A WOMAN whose 12-year-old daughter was left partially paralysed by a car crash on a family holiday has told how her life is being rebuilt.

Susi Coulthard’s daughter Freya Deacon is slowly learning to walk, talk and eat again helped by a team at Oxford’s John Radcliffe Hospital.

The 49-year-old mum-of-three from Wantage is now trying to work out what life will be like when her daughter comes home from hospital in six months time.

Freya, who moved to Wantage with her mum and two brothers three years ago, was 11 when the accident happened on August 24.

She and her dad Neil Deacon booked a holiday on the Greek island of Rhodes. Mrs Coulthard stayed nearby with her mother, a friend and her son Oliver, seven.

Mrs Coulthard said Freya and her father were going for a drive when they were hit by a speeding car.

She said: “The vehicle hit Freya’s side of the car, She was in the front. She had two haemorrhages and a stroke, which caused the paralysis.”

Freya was put in an induced coma and flown to hospital in Athens. She was kept in a coma for the next four days. Mrs Coulthard stayed in a hotel nearby and was allowed to visit for just two hours a day.

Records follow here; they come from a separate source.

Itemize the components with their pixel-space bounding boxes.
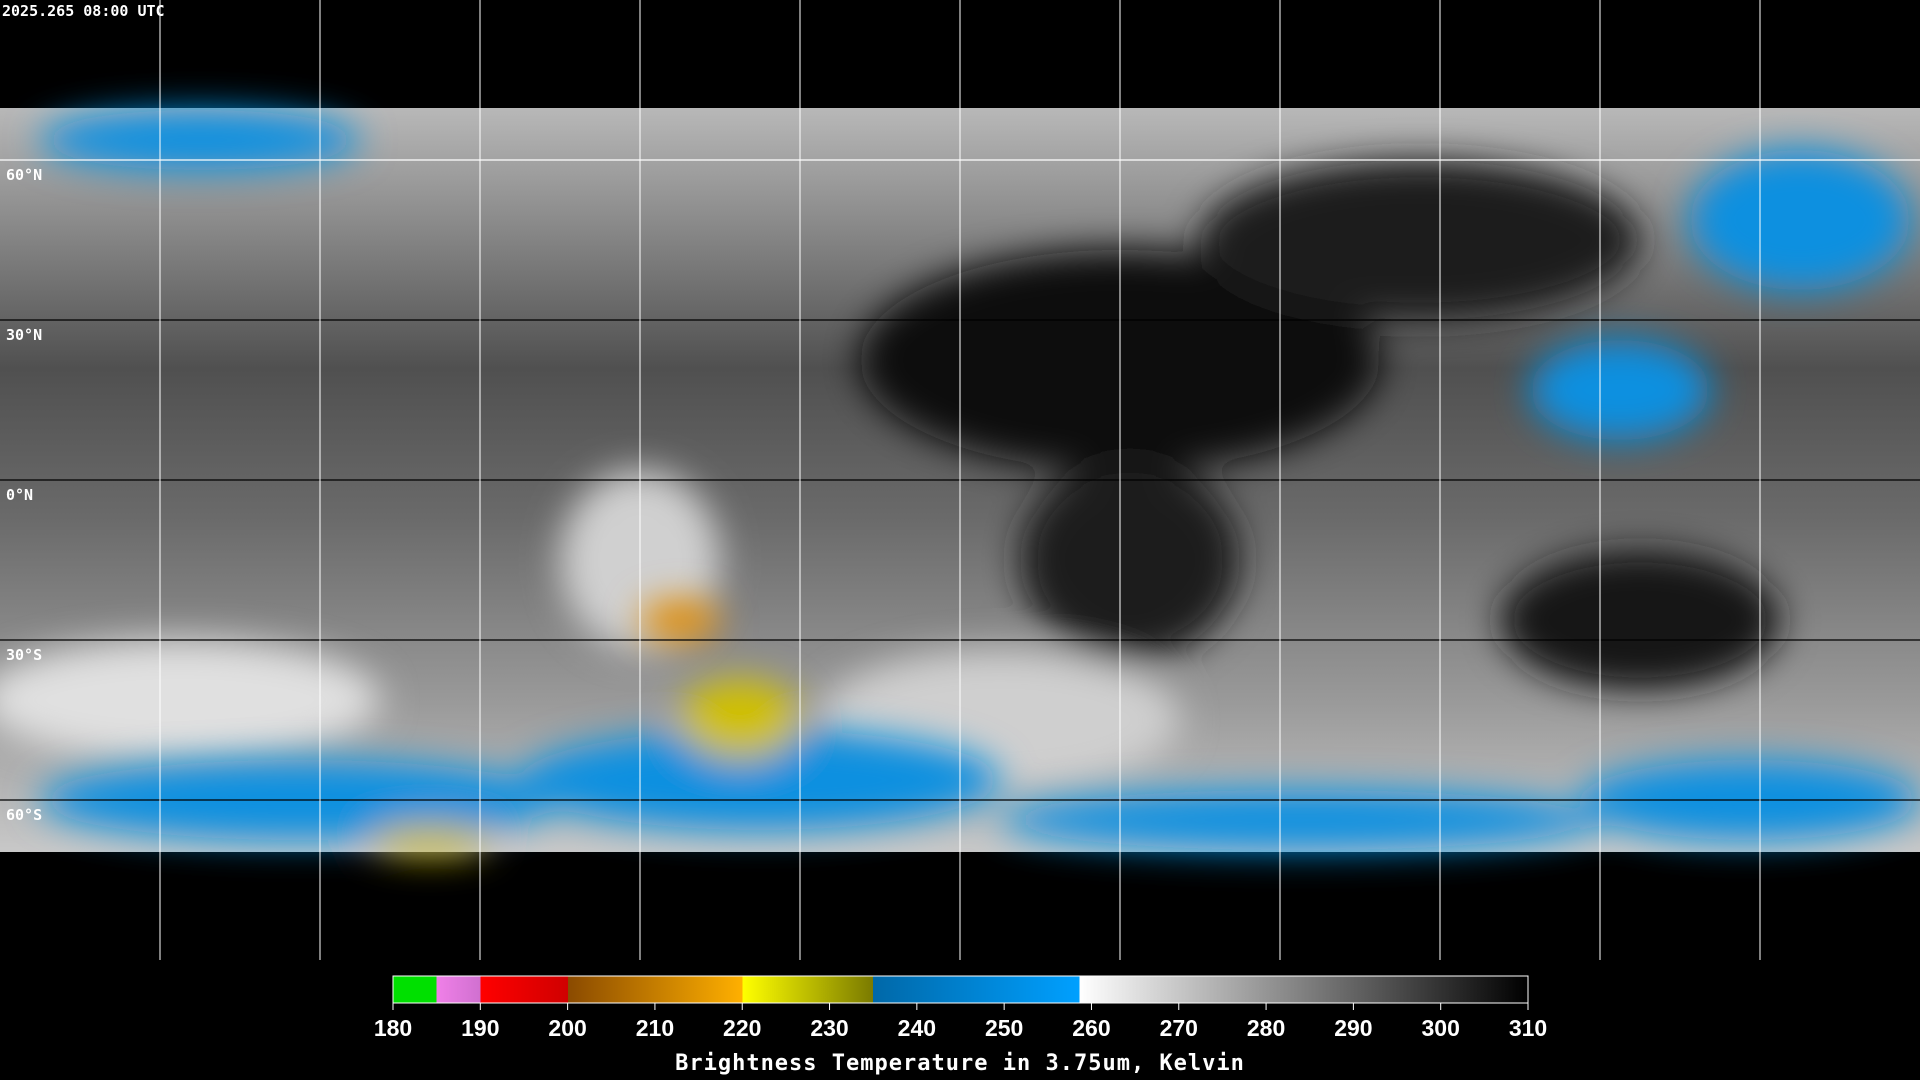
tick-label: 220 — [723, 1015, 761, 1041]
tick-label: 190 — [461, 1015, 499, 1041]
lat-label: 0°N — [6, 486, 33, 504]
tick-label: 280 — [1247, 1015, 1285, 1041]
colorbar-title: Brightness Temperature in 3.75um, Kelvin — [675, 1051, 1245, 1076]
tick-label: 230 — [810, 1015, 848, 1041]
tick-label: 250 — [985, 1015, 1023, 1041]
tick-label: 210 — [636, 1015, 674, 1041]
tick-label: 180 — [374, 1015, 412, 1041]
lat-label: 30°N — [6, 326, 42, 344]
colorbar-ticks: 180 190 200 210 220 230 240 250 260 270 280 290 300 3… — [374, 1003, 1547, 1041]
tick-label: 310 — [1509, 1015, 1547, 1041]
meridians — [159, 0, 1761, 960]
tick-label: 270 — [1160, 1015, 1198, 1041]
lat-labels: 60°N 30°N 0°N 30°S 60°S — [6, 166, 42, 824]
timestamp: 2025.265 08:00 UTC — [2, 2, 165, 20]
lat-label: 60°N — [6, 166, 42, 184]
lat-label: 60°S — [6, 806, 42, 824]
colorbar — [392, 975, 1529, 1004]
tick-label: 300 — [1422, 1015, 1460, 1041]
tick-label: 240 — [898, 1015, 936, 1041]
tick-label: 260 — [1072, 1015, 1110, 1041]
tick-label: 200 — [548, 1015, 586, 1041]
lat-label: 30°S — [6, 646, 42, 664]
tick-label: 290 — [1334, 1015, 1372, 1041]
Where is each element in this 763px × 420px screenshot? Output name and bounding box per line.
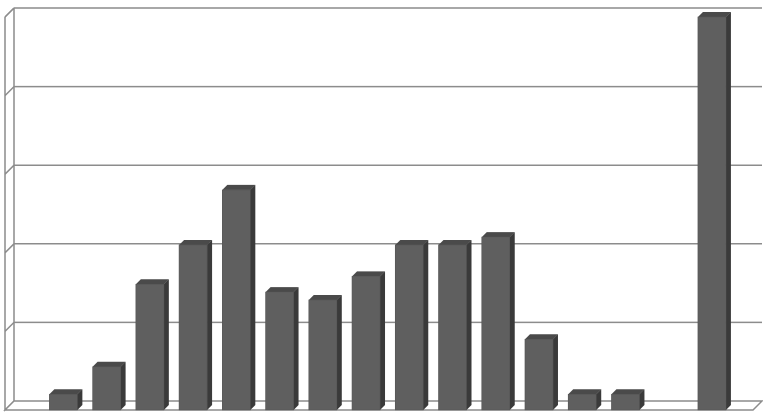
bar: [438, 239, 472, 411]
bar-front: [524, 338, 554, 411]
bar-front: [308, 299, 338, 411]
bar-top: [179, 239, 213, 245]
bar: [524, 334, 558, 411]
bar-front: [49, 393, 78, 411]
bar-front: [222, 189, 251, 411]
bar: [49, 389, 83, 411]
bar-front: [697, 16, 727, 411]
bar-side: [596, 389, 602, 410]
bar: [135, 279, 169, 411]
bar-side: [250, 184, 256, 410]
bar-side: [380, 271, 386, 410]
bar-side: [163, 279, 169, 410]
bar-side: [77, 389, 83, 410]
gridline-depth: [4, 7, 15, 18]
bar-front: [92, 366, 121, 411]
bar-top: [481, 232, 515, 238]
bar-side: [336, 294, 342, 410]
bar-front: [135, 283, 165, 411]
bar-front: [178, 244, 208, 411]
bar-side: [207, 239, 213, 410]
bar-top: [611, 389, 645, 395]
bar-front: [265, 291, 294, 411]
gridline-depth: [4, 86, 15, 97]
gridline-depth: [4, 164, 15, 175]
bar-top: [49, 389, 83, 395]
bar-top: [92, 361, 126, 367]
bar-top: [222, 184, 256, 190]
left-wall-edge: [4, 8, 15, 412]
bar: [481, 232, 515, 411]
bar-front: [438, 244, 467, 411]
bar-front: [567, 393, 597, 411]
gridlines: [4, 7, 762, 332]
bar-front: [481, 236, 511, 411]
bars: [49, 12, 731, 411]
bar-front: [611, 393, 640, 411]
bar-side: [639, 389, 645, 410]
bar: [611, 389, 645, 411]
bar-side: [423, 239, 429, 410]
bar-side: [293, 287, 299, 410]
bar: [308, 294, 342, 411]
bar-side: [466, 239, 472, 410]
bar: [351, 271, 386, 411]
bar-top: [524, 334, 558, 340]
bar: [222, 184, 256, 411]
bar: [697, 12, 731, 411]
bar-front: [394, 244, 424, 411]
bar-top: [308, 294, 342, 300]
bar: [394, 239, 429, 411]
bar: [178, 239, 213, 411]
bar: [265, 287, 299, 411]
bar-side: [552, 334, 558, 410]
bar-top: [438, 239, 472, 245]
bar: [92, 361, 126, 411]
bar-side: [725, 12, 731, 410]
gridline-depth: [4, 321, 15, 332]
bar-top: [697, 12, 731, 17]
bar-top: [395, 239, 429, 245]
bar-top: [568, 389, 602, 395]
bar-top: [352, 271, 386, 277]
bar: [567, 389, 602, 411]
gridline-depth: [4, 243, 15, 254]
bar-side: [120, 361, 126, 410]
bar-side: [509, 232, 515, 410]
bar-top: [265, 287, 299, 293]
bar-front: [351, 276, 381, 411]
bar-top: [135, 279, 169, 285]
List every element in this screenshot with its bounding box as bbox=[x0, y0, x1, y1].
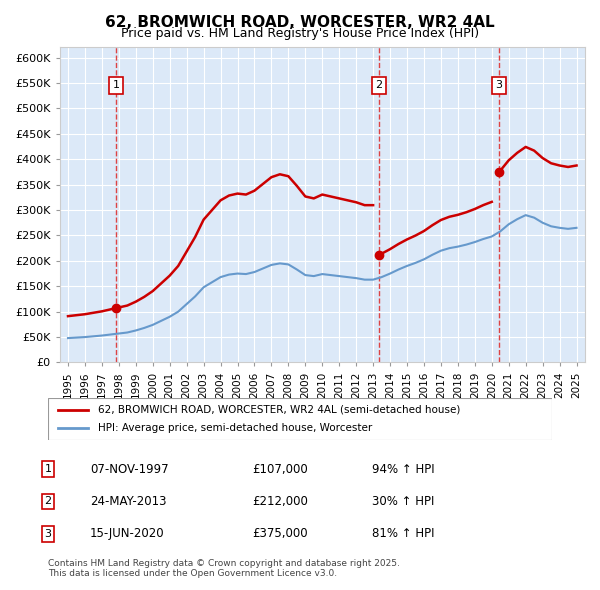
Text: 1: 1 bbox=[113, 80, 119, 90]
Text: 07-NOV-1997: 07-NOV-1997 bbox=[90, 463, 169, 476]
Text: 1: 1 bbox=[44, 464, 52, 474]
Text: 3: 3 bbox=[44, 529, 52, 539]
Text: 24-MAY-2013: 24-MAY-2013 bbox=[90, 495, 167, 508]
Text: 81% ↑ HPI: 81% ↑ HPI bbox=[372, 527, 434, 540]
Text: Price paid vs. HM Land Registry's House Price Index (HPI): Price paid vs. HM Land Registry's House … bbox=[121, 27, 479, 40]
Text: 2: 2 bbox=[375, 80, 382, 90]
Text: 94% ↑ HPI: 94% ↑ HPI bbox=[372, 463, 434, 476]
FancyBboxPatch shape bbox=[48, 398, 552, 440]
Text: £212,000: £212,000 bbox=[252, 495, 308, 508]
Text: 2: 2 bbox=[44, 497, 52, 506]
Text: Contains HM Land Registry data © Crown copyright and database right 2025.
This d: Contains HM Land Registry data © Crown c… bbox=[48, 559, 400, 578]
Text: £375,000: £375,000 bbox=[252, 527, 308, 540]
Text: 62, BROMWICH ROAD, WORCESTER, WR2 4AL: 62, BROMWICH ROAD, WORCESTER, WR2 4AL bbox=[105, 15, 495, 30]
Text: 15-JUN-2020: 15-JUN-2020 bbox=[90, 527, 164, 540]
Text: 30% ↑ HPI: 30% ↑ HPI bbox=[372, 495, 434, 508]
Text: 3: 3 bbox=[496, 80, 502, 90]
Text: HPI: Average price, semi-detached house, Worcester: HPI: Average price, semi-detached house,… bbox=[98, 423, 373, 433]
Text: £107,000: £107,000 bbox=[252, 463, 308, 476]
Text: 62, BROMWICH ROAD, WORCESTER, WR2 4AL (semi-detached house): 62, BROMWICH ROAD, WORCESTER, WR2 4AL (s… bbox=[98, 405, 461, 415]
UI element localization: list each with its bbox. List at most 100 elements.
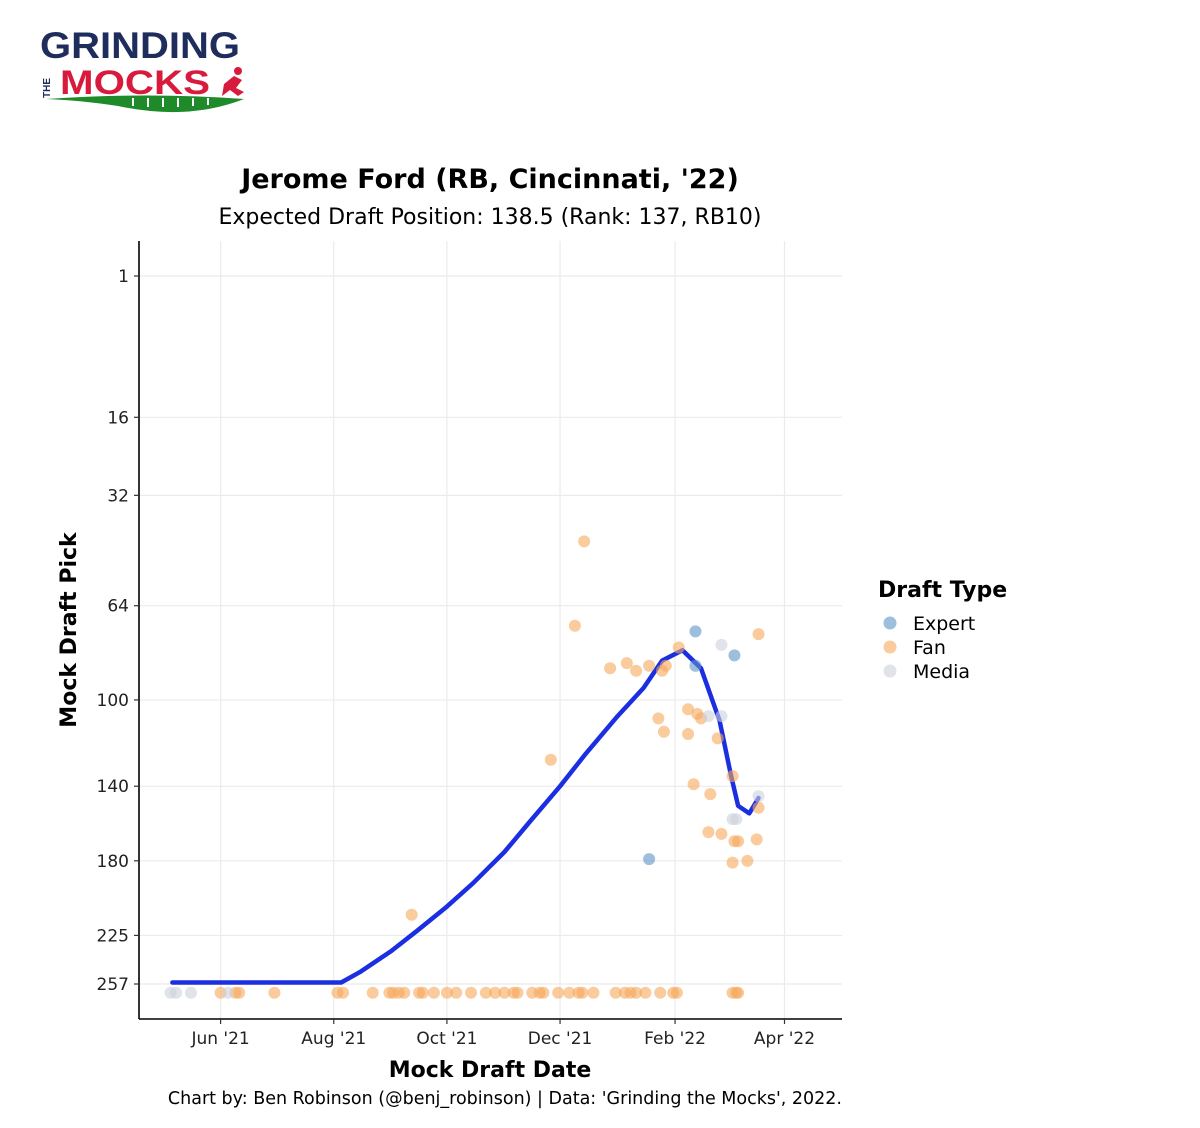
fan-point	[578, 535, 591, 548]
y-tick-label: 225	[97, 926, 129, 946]
fan-point	[465, 986, 478, 999]
legend-marker-fan	[883, 640, 897, 654]
expert-point	[643, 853, 656, 866]
legend-marker-media	[883, 664, 897, 678]
y-axis-title: Mock Draft Pick	[57, 531, 82, 728]
logo-grinding-text: GRINDING	[40, 26, 240, 66]
fan-point	[702, 826, 715, 839]
expert-point	[689, 625, 702, 638]
expert-point	[728, 649, 741, 662]
x-tick-label: Apr '22	[754, 1029, 815, 1049]
y-tick-label: 32	[107, 486, 129, 506]
fan-point	[752, 628, 765, 641]
fan-point	[657, 725, 670, 738]
fan-point	[498, 986, 511, 999]
fan-point	[440, 986, 453, 999]
fan-point	[337, 986, 350, 999]
fan-point	[427, 986, 440, 999]
fan-point	[643, 659, 656, 672]
legend-title: Draft Type	[878, 578, 1007, 603]
x-axis-title: Mock Draft Date	[389, 1058, 592, 1083]
media-point	[184, 986, 197, 999]
plot-axes	[138, 241, 842, 1020]
fan-point	[732, 835, 745, 848]
fan-point	[620, 657, 633, 670]
logo-the-text: THE	[42, 78, 53, 98]
fan-point	[398, 986, 411, 999]
yard-lines	[132, 98, 209, 107]
media-point	[702, 710, 715, 723]
fan-point	[511, 986, 524, 999]
fan-point	[630, 664, 643, 677]
fan-point	[659, 659, 672, 672]
fan-point	[416, 986, 429, 999]
fan-point	[730, 986, 743, 999]
fan-point	[639, 986, 652, 999]
fan-point	[741, 854, 754, 867]
fan-point	[682, 728, 695, 741]
fan-point	[233, 986, 246, 999]
fan-point	[630, 986, 643, 999]
y-ticks: 1 16 32 64 100 140 180 225 257	[97, 267, 139, 995]
media-point	[222, 986, 235, 999]
y-tick-label: 1	[118, 267, 129, 287]
x-tick-label: Oct '21	[416, 1029, 477, 1049]
fan-point	[366, 986, 379, 999]
data-points	[164, 535, 765, 999]
fan-point	[587, 986, 600, 999]
fan-point	[652, 712, 665, 725]
expert-point	[689, 659, 702, 672]
y-tick-label: 140	[97, 777, 129, 797]
x-ticks: Jun '21 Aug '21 Oct '21 Dec '21 Feb '22 Apr '…	[190, 1019, 815, 1049]
chart-title: Jerome Ford (RB, Cincinnati, '22)	[239, 164, 739, 195]
media-point	[715, 638, 728, 651]
fan-point	[672, 641, 685, 654]
media-point	[715, 710, 728, 723]
fan-point	[682, 703, 695, 716]
runner-icon	[222, 67, 244, 96]
fan-point	[537, 986, 550, 999]
chart-subtitle: Expected Draft Position: 138.5 (Rank: 13…	[218, 205, 761, 230]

On the fifth day Freya started to come round, but was only just conscious and doctors soon realised she had no feeling on her right side.

Mrs Coulthard said: “It took Freya 10 days to come around completely and even then she couldn’t speak and didn’t have feeling in her right side.

“For all that time all I knew was that anyone in a coma could supposedly still hear you, so we read her books and played music.

“We just did everything we could to make her happy.”

Three weeks later Freya and her mum were flown by air ambulance to Kidlington, where an ambulance took Freya to the John Radcliffe.

She has now been there for more than six weeks. She spends every day from 9am to 3pm having physiotherapy, speech therapy and lessons to help her keep up with school work.

In December, she will go to the Brain Injury Hub in Tadworth, Surrey – the largest residential brain injury rehabilitation unit in the UK.

She will live there for six months while her mum’s home in Orchard Way is adapted for her.

The family have had offers of financial help. Didcot charity Changing Lives has offered to buy a £9,000 wheelchair and Wantage electricals shop manager Ray Collins held a bake sale for the family last month.

Mrs Coulthard said: “It’s her mental state that worries me, how emotionally upset she is.

“At the moment I can’t give Freya the answers she wants.

“She just wants to come home and I keep telling her: ‘What you do over the next six months will change the rest of your life. It will enable you to go to school and university’.

“I just hope she is listening to me and believes me.”